Notes on People’s Politics in Jacques Rancière
This paper suggests a philosophical re-reading of popular
communication and the role of People in western democratic systems.
Rancière’s anti-elitist notion of democracy helps to reframe the
discussion of the People as a key-concept of our political systems: it
is not defined by an en-or decoding instance or a notion of identity,
but by a particular mode of conflict-making, as an action of «a part
that has no part». Drawing from heterogeneous material (especially, La
Mésentente and other political works), it is argued that the problem of
the People arises when a functional system has to represent something
that transgresses the system’s universality as an equality instance against
ordinary decision-making. That which the system has to exclude to
become a political system re-emerges as a ‘part that has no part’, thus
pointing at a universality that is, on the one hand, an opportunity
for a further universalization and, on the other, a threat to the very
universality of the political system.

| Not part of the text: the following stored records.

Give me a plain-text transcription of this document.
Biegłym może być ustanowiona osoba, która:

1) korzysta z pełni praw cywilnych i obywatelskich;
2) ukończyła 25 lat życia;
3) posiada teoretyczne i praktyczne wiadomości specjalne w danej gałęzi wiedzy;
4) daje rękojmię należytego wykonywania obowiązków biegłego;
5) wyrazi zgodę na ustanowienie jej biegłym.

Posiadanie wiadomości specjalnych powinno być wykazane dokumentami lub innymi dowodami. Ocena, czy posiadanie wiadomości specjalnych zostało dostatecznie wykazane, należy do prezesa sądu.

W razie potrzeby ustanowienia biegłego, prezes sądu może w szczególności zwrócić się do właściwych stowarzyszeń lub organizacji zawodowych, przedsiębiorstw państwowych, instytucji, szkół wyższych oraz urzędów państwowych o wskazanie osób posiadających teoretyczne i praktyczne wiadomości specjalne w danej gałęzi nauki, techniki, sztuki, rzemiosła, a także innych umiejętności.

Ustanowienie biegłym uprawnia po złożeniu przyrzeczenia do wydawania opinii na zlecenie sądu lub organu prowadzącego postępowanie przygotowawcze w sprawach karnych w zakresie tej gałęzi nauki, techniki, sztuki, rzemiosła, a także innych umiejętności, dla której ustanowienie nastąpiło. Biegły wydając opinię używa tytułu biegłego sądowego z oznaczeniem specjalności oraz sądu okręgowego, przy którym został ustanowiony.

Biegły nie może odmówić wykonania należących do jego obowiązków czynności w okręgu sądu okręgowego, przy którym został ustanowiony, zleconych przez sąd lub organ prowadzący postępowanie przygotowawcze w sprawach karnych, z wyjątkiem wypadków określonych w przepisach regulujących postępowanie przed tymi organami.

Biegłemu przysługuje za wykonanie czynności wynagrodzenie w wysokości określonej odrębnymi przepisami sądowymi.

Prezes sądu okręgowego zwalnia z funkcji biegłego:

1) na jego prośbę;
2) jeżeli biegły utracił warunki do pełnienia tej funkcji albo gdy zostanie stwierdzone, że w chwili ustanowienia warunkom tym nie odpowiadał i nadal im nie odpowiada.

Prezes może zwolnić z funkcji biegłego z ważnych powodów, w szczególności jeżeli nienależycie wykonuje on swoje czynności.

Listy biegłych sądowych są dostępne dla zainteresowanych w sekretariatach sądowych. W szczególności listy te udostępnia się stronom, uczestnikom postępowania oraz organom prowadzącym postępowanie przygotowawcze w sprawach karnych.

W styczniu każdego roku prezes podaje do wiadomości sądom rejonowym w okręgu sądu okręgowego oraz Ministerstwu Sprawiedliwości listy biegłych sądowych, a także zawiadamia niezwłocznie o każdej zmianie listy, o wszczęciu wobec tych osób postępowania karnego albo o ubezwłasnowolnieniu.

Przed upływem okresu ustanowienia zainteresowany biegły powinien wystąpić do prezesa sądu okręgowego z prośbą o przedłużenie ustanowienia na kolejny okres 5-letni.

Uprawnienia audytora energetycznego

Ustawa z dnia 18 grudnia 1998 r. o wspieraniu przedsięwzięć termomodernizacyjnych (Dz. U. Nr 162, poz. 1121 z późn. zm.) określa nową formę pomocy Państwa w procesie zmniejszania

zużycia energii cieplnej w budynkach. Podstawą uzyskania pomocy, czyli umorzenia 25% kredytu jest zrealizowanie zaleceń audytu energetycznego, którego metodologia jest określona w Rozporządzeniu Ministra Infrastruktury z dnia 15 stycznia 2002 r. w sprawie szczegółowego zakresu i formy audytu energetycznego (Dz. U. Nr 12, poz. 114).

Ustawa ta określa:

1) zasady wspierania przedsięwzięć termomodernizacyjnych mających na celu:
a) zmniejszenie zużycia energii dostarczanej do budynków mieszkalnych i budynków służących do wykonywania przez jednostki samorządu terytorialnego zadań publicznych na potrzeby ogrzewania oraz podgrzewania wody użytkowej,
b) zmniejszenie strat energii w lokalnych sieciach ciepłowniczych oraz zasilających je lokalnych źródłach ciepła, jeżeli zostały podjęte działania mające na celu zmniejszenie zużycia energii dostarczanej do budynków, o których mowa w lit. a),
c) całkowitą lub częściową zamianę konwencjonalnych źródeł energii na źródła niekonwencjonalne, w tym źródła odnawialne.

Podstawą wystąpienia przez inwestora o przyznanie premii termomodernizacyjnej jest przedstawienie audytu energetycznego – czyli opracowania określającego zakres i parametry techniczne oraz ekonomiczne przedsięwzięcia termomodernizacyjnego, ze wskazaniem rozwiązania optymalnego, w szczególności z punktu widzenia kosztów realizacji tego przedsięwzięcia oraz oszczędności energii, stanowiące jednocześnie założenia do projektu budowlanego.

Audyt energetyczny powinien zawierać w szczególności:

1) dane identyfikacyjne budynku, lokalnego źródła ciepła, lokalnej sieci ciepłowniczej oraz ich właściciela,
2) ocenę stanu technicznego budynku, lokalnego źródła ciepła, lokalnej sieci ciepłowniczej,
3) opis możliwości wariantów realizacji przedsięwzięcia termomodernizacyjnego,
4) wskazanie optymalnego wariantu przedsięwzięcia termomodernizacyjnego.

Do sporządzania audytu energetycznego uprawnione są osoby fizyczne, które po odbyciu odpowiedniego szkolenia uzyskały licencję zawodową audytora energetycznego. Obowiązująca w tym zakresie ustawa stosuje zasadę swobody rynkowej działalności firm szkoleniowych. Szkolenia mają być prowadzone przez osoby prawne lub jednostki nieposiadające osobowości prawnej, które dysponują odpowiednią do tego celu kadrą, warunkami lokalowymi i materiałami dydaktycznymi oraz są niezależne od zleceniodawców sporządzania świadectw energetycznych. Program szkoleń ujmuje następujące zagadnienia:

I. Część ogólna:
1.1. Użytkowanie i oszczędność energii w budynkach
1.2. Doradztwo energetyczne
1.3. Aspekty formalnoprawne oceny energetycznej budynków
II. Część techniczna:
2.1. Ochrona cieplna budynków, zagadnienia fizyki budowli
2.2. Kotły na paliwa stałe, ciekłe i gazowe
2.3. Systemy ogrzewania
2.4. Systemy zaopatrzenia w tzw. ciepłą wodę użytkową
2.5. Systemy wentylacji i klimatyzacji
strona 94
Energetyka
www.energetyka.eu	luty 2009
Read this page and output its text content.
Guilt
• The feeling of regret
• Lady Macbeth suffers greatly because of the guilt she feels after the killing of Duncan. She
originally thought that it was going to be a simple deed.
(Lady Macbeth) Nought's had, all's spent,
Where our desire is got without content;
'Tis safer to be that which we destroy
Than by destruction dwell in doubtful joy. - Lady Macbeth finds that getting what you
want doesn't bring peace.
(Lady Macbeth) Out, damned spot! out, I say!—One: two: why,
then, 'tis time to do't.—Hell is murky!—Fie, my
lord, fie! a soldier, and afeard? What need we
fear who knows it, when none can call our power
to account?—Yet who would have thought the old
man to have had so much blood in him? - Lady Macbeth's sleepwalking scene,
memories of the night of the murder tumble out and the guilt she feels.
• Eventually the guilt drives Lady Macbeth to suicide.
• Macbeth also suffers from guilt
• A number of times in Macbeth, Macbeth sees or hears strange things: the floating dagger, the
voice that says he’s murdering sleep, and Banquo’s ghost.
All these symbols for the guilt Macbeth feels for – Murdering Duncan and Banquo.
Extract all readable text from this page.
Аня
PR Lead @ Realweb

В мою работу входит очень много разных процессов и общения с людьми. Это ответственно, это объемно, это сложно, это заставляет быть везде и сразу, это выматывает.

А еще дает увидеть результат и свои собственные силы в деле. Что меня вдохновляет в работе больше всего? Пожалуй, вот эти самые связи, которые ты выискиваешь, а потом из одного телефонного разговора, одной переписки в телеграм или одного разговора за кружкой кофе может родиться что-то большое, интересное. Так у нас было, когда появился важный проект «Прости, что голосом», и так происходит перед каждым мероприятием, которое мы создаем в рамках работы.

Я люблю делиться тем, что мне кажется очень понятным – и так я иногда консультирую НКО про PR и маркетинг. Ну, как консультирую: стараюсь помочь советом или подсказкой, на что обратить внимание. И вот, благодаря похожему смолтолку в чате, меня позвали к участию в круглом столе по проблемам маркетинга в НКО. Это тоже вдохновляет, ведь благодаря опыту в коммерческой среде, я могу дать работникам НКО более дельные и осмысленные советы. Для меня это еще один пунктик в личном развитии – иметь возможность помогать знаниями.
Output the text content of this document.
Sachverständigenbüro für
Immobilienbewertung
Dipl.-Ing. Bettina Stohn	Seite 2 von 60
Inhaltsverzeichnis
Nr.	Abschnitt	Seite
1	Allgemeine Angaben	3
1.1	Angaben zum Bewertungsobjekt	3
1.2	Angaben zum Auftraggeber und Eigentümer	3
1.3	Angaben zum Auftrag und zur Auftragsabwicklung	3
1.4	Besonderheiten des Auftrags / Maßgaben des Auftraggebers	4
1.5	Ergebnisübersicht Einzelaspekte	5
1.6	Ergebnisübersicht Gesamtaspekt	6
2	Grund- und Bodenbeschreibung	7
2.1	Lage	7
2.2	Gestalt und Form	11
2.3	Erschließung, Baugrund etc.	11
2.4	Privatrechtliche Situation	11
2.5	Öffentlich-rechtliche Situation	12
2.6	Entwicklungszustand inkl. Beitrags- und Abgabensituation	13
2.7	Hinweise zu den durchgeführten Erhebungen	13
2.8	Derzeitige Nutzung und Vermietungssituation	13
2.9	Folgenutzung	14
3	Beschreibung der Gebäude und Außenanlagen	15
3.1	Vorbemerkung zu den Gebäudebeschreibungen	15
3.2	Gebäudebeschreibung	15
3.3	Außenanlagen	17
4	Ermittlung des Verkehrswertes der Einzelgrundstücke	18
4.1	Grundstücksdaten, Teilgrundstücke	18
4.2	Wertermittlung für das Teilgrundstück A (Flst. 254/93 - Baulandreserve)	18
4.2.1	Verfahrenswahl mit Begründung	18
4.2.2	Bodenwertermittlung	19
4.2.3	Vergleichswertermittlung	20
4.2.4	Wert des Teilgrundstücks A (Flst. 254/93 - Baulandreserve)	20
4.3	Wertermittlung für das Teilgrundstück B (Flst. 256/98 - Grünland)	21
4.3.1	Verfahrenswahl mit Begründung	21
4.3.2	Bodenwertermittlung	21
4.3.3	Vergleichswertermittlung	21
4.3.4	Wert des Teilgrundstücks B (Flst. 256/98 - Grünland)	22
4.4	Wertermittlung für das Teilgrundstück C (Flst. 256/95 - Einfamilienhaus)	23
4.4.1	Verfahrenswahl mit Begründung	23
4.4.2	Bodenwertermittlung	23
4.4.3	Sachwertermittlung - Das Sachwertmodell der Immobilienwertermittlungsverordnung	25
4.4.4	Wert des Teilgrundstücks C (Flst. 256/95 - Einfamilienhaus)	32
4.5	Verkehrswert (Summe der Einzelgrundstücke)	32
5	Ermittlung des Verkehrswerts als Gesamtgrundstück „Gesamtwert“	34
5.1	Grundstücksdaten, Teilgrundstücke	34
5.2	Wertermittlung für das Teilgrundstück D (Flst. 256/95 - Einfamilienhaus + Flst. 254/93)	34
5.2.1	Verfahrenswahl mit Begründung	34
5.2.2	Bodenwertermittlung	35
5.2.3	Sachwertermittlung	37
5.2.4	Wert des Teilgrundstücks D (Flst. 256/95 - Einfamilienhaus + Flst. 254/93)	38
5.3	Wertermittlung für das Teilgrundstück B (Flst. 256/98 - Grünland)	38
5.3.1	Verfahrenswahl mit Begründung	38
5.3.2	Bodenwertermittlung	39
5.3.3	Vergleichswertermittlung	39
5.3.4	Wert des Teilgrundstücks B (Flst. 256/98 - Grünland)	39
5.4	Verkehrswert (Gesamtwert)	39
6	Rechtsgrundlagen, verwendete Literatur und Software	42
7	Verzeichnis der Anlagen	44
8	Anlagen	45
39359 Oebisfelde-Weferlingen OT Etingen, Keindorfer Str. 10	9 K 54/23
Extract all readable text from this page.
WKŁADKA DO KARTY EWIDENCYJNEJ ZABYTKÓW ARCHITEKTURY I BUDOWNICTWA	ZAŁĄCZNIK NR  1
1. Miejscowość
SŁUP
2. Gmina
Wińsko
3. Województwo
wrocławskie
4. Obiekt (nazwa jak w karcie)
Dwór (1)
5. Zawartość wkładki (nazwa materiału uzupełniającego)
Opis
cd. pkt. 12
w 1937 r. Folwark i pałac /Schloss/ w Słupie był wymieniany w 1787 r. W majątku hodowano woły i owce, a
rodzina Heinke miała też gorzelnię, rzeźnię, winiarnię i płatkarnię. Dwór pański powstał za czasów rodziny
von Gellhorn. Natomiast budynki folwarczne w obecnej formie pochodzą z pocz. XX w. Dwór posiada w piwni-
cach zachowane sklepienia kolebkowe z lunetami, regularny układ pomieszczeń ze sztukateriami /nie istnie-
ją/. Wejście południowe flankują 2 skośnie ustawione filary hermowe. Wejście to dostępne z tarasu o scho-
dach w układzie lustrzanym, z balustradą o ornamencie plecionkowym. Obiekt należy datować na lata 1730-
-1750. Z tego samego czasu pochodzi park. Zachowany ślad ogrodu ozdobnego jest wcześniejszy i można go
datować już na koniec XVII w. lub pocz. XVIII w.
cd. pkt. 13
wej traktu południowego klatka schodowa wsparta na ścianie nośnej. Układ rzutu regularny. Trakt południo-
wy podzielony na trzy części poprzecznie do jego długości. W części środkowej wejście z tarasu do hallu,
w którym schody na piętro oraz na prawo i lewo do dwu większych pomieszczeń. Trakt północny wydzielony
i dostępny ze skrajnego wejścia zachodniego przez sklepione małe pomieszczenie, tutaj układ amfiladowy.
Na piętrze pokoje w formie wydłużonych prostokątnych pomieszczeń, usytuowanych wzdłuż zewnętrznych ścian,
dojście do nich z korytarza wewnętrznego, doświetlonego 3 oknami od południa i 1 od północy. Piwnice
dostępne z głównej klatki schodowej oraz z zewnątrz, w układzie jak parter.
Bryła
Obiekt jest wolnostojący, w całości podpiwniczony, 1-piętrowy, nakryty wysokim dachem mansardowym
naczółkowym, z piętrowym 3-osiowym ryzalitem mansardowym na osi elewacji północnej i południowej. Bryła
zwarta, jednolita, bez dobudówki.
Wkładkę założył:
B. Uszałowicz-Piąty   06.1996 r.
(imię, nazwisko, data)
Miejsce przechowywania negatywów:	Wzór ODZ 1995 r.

The ‘People’ thus acquires a hybrid
position by articulating these two dimensions: Rancière has explored
the consequences of the equality’s presumption — that everyone is
immediately and equally capable of thought. Against those who argue
that only the appropriately educated or privileged are authorized
to think and speak, Rancière’s most fundamental assumption is that
everyone thinks. Everyone shares equal powers of speech and thought,
and this «equality is not a goal to be attained but a point of departure, a
supposition to be maintained in all circumstances».